Le 17 décembre, OP4 à peine terminé puisque le Marion est parti le lendemain, on embarque sur l'Aventure II (le chaland) direction le Halage, lieu de la dépose lorsqu'on se rend à Sourcils Noirs. A son bord avec nous, les popchats qui descendent à Port Jeanne d'Arc, les Ethotaaf à Verte, les Ecobio à Australia, je crois que c'était tout.

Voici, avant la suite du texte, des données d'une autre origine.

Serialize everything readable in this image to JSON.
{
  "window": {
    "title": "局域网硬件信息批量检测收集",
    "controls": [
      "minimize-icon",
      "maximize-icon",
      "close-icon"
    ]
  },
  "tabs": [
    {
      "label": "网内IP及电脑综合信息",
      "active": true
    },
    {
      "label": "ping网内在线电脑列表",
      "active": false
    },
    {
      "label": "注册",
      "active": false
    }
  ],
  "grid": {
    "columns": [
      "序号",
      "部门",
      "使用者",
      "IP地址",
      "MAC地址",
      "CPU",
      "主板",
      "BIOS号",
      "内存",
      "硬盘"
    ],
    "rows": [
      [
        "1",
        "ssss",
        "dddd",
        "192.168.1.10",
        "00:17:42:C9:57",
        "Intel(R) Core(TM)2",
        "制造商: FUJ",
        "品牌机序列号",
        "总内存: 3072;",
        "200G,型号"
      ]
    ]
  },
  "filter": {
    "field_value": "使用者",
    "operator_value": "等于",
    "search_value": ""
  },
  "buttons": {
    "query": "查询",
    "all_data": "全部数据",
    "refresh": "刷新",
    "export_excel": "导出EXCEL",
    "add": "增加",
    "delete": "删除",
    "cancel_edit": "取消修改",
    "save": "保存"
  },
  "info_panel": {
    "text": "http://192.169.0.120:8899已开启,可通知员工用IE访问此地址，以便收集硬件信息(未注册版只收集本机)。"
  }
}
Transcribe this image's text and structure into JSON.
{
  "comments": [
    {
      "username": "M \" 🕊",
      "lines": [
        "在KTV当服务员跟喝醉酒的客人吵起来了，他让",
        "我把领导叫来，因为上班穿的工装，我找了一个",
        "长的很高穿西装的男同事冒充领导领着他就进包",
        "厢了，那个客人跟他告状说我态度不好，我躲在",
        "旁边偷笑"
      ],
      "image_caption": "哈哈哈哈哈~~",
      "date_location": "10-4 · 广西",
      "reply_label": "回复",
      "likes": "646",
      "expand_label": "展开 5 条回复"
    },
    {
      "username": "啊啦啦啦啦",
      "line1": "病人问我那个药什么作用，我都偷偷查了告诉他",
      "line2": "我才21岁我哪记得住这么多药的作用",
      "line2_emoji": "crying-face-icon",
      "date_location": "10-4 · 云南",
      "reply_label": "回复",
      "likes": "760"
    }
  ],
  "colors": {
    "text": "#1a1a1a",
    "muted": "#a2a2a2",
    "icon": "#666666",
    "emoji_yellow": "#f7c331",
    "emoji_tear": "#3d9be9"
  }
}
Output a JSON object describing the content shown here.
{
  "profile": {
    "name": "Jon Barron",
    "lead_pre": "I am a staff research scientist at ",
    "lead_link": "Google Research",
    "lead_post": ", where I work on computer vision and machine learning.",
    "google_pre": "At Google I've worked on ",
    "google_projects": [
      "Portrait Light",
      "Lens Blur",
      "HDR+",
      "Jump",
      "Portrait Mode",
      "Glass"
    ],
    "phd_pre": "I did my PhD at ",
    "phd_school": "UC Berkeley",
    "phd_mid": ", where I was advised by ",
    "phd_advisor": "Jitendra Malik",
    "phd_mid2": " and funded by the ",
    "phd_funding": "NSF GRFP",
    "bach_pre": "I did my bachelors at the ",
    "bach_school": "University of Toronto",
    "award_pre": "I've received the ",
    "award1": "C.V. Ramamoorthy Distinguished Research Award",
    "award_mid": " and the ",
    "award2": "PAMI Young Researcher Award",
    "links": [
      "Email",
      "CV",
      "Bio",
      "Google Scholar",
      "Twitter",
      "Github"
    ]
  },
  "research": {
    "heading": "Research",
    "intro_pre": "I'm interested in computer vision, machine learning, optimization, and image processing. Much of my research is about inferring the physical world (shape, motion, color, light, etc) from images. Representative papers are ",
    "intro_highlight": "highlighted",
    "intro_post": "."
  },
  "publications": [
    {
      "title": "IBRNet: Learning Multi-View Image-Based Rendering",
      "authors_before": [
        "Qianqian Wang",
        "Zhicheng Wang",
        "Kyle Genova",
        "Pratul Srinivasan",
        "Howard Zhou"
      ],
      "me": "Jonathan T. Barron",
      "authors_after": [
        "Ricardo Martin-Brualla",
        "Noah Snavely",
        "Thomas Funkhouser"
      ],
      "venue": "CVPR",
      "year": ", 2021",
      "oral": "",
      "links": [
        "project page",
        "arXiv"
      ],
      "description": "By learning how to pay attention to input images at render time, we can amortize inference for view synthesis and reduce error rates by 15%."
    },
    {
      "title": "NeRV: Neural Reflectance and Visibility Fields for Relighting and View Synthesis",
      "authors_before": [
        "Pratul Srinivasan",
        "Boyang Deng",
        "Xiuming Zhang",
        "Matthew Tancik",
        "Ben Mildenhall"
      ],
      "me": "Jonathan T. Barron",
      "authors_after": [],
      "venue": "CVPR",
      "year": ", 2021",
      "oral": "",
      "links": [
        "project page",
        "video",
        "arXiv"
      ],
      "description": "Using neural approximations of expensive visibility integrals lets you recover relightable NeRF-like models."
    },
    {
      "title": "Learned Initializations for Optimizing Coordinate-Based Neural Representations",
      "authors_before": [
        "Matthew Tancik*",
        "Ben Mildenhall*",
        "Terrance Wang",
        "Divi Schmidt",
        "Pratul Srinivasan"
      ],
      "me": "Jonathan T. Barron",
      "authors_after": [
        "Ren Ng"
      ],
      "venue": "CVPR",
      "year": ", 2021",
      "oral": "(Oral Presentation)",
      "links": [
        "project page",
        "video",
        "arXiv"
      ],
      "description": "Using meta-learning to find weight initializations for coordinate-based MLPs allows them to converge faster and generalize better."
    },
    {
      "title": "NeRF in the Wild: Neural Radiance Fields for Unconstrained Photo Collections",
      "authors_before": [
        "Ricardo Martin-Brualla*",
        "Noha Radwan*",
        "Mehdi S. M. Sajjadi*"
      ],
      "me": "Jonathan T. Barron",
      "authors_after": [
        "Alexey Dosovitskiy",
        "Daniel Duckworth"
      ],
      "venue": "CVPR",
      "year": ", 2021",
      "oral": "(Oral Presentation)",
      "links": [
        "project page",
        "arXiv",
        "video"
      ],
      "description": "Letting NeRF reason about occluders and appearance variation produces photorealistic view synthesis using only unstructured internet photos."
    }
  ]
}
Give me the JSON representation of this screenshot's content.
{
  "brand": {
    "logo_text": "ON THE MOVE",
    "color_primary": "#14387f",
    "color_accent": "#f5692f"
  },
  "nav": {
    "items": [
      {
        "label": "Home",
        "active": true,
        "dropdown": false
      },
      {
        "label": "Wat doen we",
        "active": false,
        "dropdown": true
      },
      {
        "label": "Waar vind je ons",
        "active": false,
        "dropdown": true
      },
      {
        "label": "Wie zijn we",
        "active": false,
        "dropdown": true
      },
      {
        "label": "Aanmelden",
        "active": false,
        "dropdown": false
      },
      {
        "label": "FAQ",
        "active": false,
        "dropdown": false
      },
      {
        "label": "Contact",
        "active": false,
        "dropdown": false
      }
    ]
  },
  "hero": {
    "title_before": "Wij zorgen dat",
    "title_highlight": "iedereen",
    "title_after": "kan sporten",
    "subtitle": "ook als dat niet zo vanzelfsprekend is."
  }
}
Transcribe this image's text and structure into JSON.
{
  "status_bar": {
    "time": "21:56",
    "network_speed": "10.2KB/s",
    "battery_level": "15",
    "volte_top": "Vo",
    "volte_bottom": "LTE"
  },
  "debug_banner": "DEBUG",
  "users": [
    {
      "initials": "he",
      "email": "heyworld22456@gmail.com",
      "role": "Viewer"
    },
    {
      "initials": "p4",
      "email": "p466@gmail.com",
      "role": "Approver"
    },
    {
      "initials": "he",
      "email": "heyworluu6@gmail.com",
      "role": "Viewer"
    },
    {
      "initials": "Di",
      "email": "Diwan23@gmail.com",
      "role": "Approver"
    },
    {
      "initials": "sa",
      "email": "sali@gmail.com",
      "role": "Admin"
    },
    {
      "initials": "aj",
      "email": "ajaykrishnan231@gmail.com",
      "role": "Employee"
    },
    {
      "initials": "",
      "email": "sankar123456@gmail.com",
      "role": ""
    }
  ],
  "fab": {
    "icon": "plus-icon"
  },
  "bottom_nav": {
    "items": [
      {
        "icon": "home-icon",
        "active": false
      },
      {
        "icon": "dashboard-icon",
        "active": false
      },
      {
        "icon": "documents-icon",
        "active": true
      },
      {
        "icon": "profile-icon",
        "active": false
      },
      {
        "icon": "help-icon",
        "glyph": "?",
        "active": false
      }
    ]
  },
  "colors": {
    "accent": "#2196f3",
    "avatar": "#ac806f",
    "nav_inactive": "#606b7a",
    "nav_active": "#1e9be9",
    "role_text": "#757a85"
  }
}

4h après le départ de PAF et une dépose à Verte au passage, nous sommes arrivés au Halage des Naufragés : Pierrick, Dédé météo et moi. Chargés comme des fous avec les fringues, les bouteilles, la bouffe, on attaque les 3h30 de marche qui nous séparent de la cabane, en commençant par une petite grimpette bien violente de quelques centaines de mètres de dénivelé, puis une pente douce vers la cabane au travers du Plateau des Hurlevents. L'émotion de me rendre à Sourcil Noir est forte, et cette progression lente à pied met beaucoup de piment. On aperçoit d'abord un filet d'eau dans un talweg du plateau, c'est le début de la rivière Albéric, qui passe à 5 mètres de la cabane, c'est là qu'on se rend compte que la cassure qu'on voit sur la côte, c'est bien le Cañon des Sourcils Noirs. On aperçoit aussi le hauts des falaises de la Baie de l'A-pic sur la droite, les plus hautes falaises de Kerguelen, mais on y reviendra plus tard.
Quelques pas plus tard, Pierrick nous dit "on descend au droit dans le cañon, la cabane est là". Bien planquée dans le fond du cañon, on ne la voit qu'en arrivant dessus, à quelques dizaines de mètres : la cabane de Sourcils Noirs. Une des vitrines de l'IPEV : petit chalet en bois, entrée, salle commune, 2 chambres + mezzanine (7 couchages en tout), anciennement l'eau courante, malheureusement pas fonctionnel pour problème de maintenance. Enclavée dans la roche rouge volcanique, à la confluence de 2 petites rivières et surveillée de haut par les Albatros fuligineux à dos clair et les très nombreux Pétrels à menton blanc qui nichent sur le versant qui fait face, la cabane a vraiment de la gueule. L'Acaena recouvre tout le cañon d'un épais manteau, malgré les lapins.
Le lendemain, on rentre dans le vif du sujet : on monte à la colonie. On m'avait dit "Sourcils Noirs, ça se mérite", après notre balade de 3h30, je me suis dis bof oui en effet, on est pas déposé à 100 mètres de la cabane comme à Mayes, mais bon c'est pas non plus du mérite de marcher quelques heures. C'était sans compter sur le chemin pour se rendre à la colonie... D'entrée de jeu, il faut grimper plus de 200 mètres de dénivelé dans un chemin au début correct, au bout de 15 jours pourri, boueux et glissant. Le premier jour, j'en ai vraiment chié. Au final on s'y fait, en 18 jours je suis allé à la colonie 18 fois, je le connaissais mieux le chemin !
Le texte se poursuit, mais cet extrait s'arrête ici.